第3章 捉黄鱔 重回1978黄金年代
回到家时,已经是后半夜了。
堂屋里那豆大的煤油灯竟然还亮著,母亲陈秀莲正对著灯光,给他缝补破了洞的袜子,屋內的氛围凝重而压抑。
“秋生!”陈秀莲猛地站起来,看到儿子一身泥水,正要开口。
“妈,小声点,別吵醒爸。”魏秋生嘘了一声,把竹篮往地上一放,那沉闷的“咚”的一声,让陈秀莲把到嘴边的话咽了回去。
当魏秋生把篮子提到煤油灯下,掀开草盖时,陈秀莲忍不住倒吸一口凉气。
只见满满一篮子,全是活蹦乱跳的黄鱔,粗的粗,细的细,纠缠在一起,在灯光下闪著光!
“我的老天爷……”陈秀莲赶紧捂住嘴,泪水涌了出来,“秋生,这……这都是你弄的?”
“嗯。”魏秋生累得直喘粗气,话却说得稳:“妈,快,给我弄点热水,我得赶紧洗洗,过会儿我得去趟县城。”
陈秀莲立刻紧张起来,脸色有些发白,声音压得极低,甚至带上了恐惧:“去县城?你……你真要去卖?你爸说了,是去换红薯干!你可千万別犯错误啊!『投机倒把』要是被抓住,可是要被戴帽子游街的!”
“妈,换红薯干能把全家吃上一顿饱饭吗?能让秋月有书读有字写吗?”魏秋生看著她,一字一句地问,“这么好的货色,换红薯干就是暴殄天物。
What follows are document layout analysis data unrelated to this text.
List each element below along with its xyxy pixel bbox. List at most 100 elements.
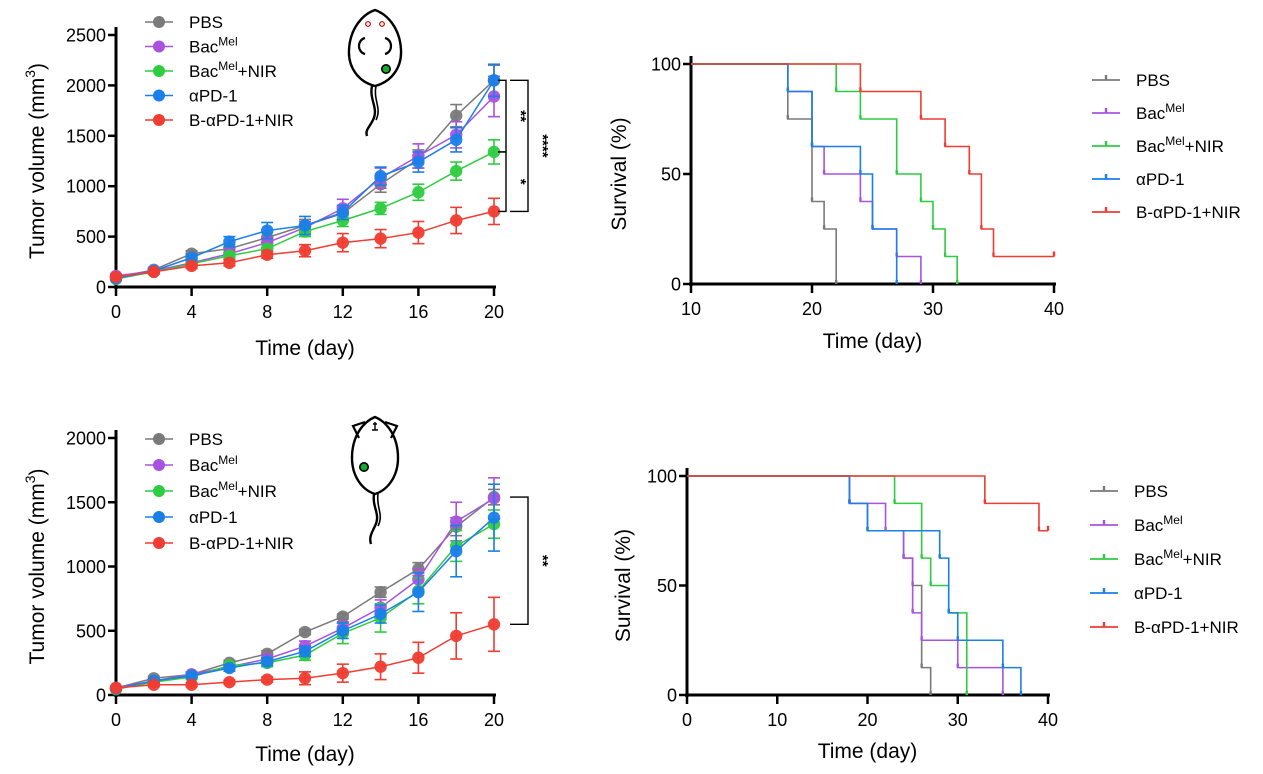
legend-item: PBS <box>145 13 223 32</box>
legend-label-superscript: Mel <box>1163 547 1182 561</box>
significance-bracket: ** <box>510 496 551 626</box>
legend-label-base: Bac <box>1134 550 1164 569</box>
data-point <box>450 109 463 122</box>
x-tick-label: 20 <box>484 302 504 322</box>
legend-label: BacMel <box>189 35 238 57</box>
y-axis-title-suffix: ) <box>26 63 49 70</box>
y-tick-label: 0 <box>667 686 677 706</box>
y-axis-title-text: Tumor volume (mm <box>26 483 49 664</box>
data-point <box>374 660 387 673</box>
legend-label-base: B-αPD-1+NIR <box>1136 203 1241 222</box>
x-tick-label: 30 <box>923 299 943 319</box>
plot-area <box>687 475 1050 695</box>
legend-label: PBS <box>1134 482 1168 501</box>
data-point <box>412 226 425 239</box>
y-tick-label: 2000 <box>66 76 106 96</box>
legend-label: αPD-1 <box>189 508 238 527</box>
data-point <box>374 202 387 215</box>
x-tick-label: 4 <box>187 710 197 730</box>
data-point <box>336 206 349 219</box>
y-tick-label: 500 <box>76 621 106 641</box>
legend-label-base: Bac <box>189 62 219 81</box>
x-tick-label: 0 <box>111 302 121 322</box>
x-tick-label: 12 <box>333 710 353 730</box>
legend-label: B-αPD-1+NIR <box>189 534 294 553</box>
mouse-tail-icon <box>365 85 377 137</box>
y-tick-label: 0 <box>671 275 681 295</box>
y-tick-label: 0 <box>96 686 106 706</box>
data-point <box>336 610 349 623</box>
plot-area <box>109 63 501 286</box>
legend-label-base: αPD-1 <box>1134 584 1183 603</box>
mouse-ear-right-icon <box>384 420 399 439</box>
data-point <box>185 259 198 273</box>
legend-label: BacMel+NIR <box>1136 134 1224 156</box>
y-tick-label: 50 <box>657 576 677 596</box>
survival-chart-top: 0 50 100 10 20 30 40 Time (day) Survival (%) PBS B… <box>608 55 1241 354</box>
mouse-illustration-bottom <box>350 415 400 545</box>
survival-step-line <box>687 475 1048 532</box>
mouse-ear-right-icon <box>384 36 393 56</box>
data-point <box>412 155 425 169</box>
data-point <box>109 270 123 284</box>
legend-item: PBS <box>145 430 223 449</box>
data-point <box>336 666 349 680</box>
data-point <box>261 248 274 261</box>
x-axis-title: Time (day) <box>823 330 923 353</box>
survival-step-line <box>691 63 837 284</box>
data-point <box>147 265 160 279</box>
legend-label-superscript: Mel <box>1165 134 1184 148</box>
legend-marker-icon <box>153 65 165 77</box>
y-tick-label: 1000 <box>66 557 106 577</box>
data-point <box>374 586 387 599</box>
bracket-line <box>498 151 507 213</box>
data-point <box>298 625 312 639</box>
legend-label: BacMel <box>189 453 238 475</box>
data-point <box>261 655 274 668</box>
legend-item: BacMel+NIR <box>145 479 277 501</box>
mouse-illustration-top <box>347 8 403 137</box>
significance-label: ** <box>534 555 551 567</box>
survival-curve-aPD1 <box>687 475 1023 695</box>
data-point <box>298 219 312 232</box>
legend-marker-icon <box>153 537 165 549</box>
legend-label-superscript: Mel <box>218 479 237 493</box>
series-BaPD1NIR <box>109 596 501 695</box>
data-point <box>109 681 123 695</box>
data-point <box>261 673 274 686</box>
legend-item: αPD-1 <box>145 87 238 106</box>
legend-label: BacMel+NIR <box>189 479 277 501</box>
legend-label: αPD-1 <box>1134 584 1183 603</box>
plot-area <box>109 477 501 696</box>
y-tick-label: 100 <box>647 467 677 487</box>
legend-item: BacMel <box>145 453 238 475</box>
series-line <box>115 151 495 280</box>
tumor-dot-icon <box>359 461 369 472</box>
legend-label-base: Bac <box>189 456 219 475</box>
legend-label-base: PBS <box>189 430 223 449</box>
series-BacMel <box>109 477 501 695</box>
data-point <box>450 544 463 558</box>
series-BaPD1NIR <box>109 197 501 284</box>
survival-step-line <box>691 63 1054 258</box>
y-tick-label: 50 <box>661 165 681 185</box>
mouse-body-icon <box>347 8 403 88</box>
y-tick-label: 0 <box>96 278 106 298</box>
x-tick-label: 8 <box>262 302 272 322</box>
data-point <box>487 74 501 87</box>
legend-item: BacMel+NIR <box>1092 134 1224 156</box>
mouse-ear-left-icon <box>351 420 366 439</box>
legend-label-base: αPD-1 <box>189 508 238 527</box>
data-point <box>223 235 236 248</box>
significance-label: * <box>512 179 529 185</box>
survival-step-line <box>687 475 1004 695</box>
x-tick-label: 16 <box>408 710 428 730</box>
y-tick-label: 2000 <box>66 429 106 449</box>
x-tick-label: 20 <box>857 710 877 730</box>
legend-item: BacMel <box>145 35 238 57</box>
legend-label: PBS <box>189 13 223 32</box>
mouse-eye-left-icon <box>365 21 371 27</box>
legend-label: B-αPD-1+NIR <box>189 111 294 130</box>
你放心,我心里有数,比谁都机灵!”
他没告诉母亲,他要去的地方,正是这个年代最危险,也最能换来活路的地方——鬼市。
……
第二天,天还没亮,魏秋生就背著竹篮出发了。
安仁县城,在1978年不过是几条用青砖和黄土铺成的老街。
主干道上,只有稀稀拉拉的几盏老式水银灯,散发著铁灰色的冷光,空气中瀰漫著煤烟和清晨的寒露味。
所有的买卖,都被国营商店和供销社垄断,计划经济的制度在每一个角落生根发芽。
魏秋生没有往主街去,而是背著竹篮,直奔县城边缘的一个废弃市场。
这里,就是远近闻名的“鬼市”。
它之所以得名,正是因为这里的一切交易都在拂晓前,又全是在黑暗中进行,见不得光。
更有江湖暗语道:“三更聚,五更散,灯下不认货,离手不退换。”
在“割资本主义尾巴”的运动背景下,任何私下买卖都被视为“投机倒把”,一旦被抓住,轻则罚款没收,重则关押劳改。
然而,物资的极度匱乏,又像野草一样催生著人们对自由买卖的渴望。
因此,这个远离县城中心的角落,成了胆子大的人进行地下交易的地方。
交易的是货物,更是风险。
离著老远,魏秋生就看到黑黢黢的角落里,有几点猩红的菸头在明灭,人影憧憧,所有人都压低了声音,像幽灵一样。
他压了压头上的破草帽,走了过去
魏秋生这张生面孔一出现,周遭立刻有几道警惕而审视的目光扫了过来。
在这个圈子里,生面孔总是最可疑的。
“兄弟,脸生啊。”一个蹲在墙角的黑瘦汉子掐灭了菸头,声音像蚊子哼,“带的什么货?”
“水里带腥的。”魏秋生学著记忆中的黑话,声音压得又沉又稳。
“哦?拿来瞧瞧。”
魏秋生找了个最暗的角落,蹲下身,不紧不慢地掀开了竹篮上的草盖。
“嘶——”
周围几个人影不约而同地凑了过来,借著远处微弱的天光,当他们看清篮子里的东西时,齐齐发出了抽气声。
“我滴个乖乖咧!这么肥的鱔鱼!”
“纯野生的!你看这金黄的背,这得是鱔王了吧!”
一个精瘦的男人更是激动地搓著手:“兄弟,这货招待所抢著要啊!”
在物质贫乏的1978年,这种黄鱔是真正的“野味”,往往是招待所、县委大院这些地方才能出现的上等食材。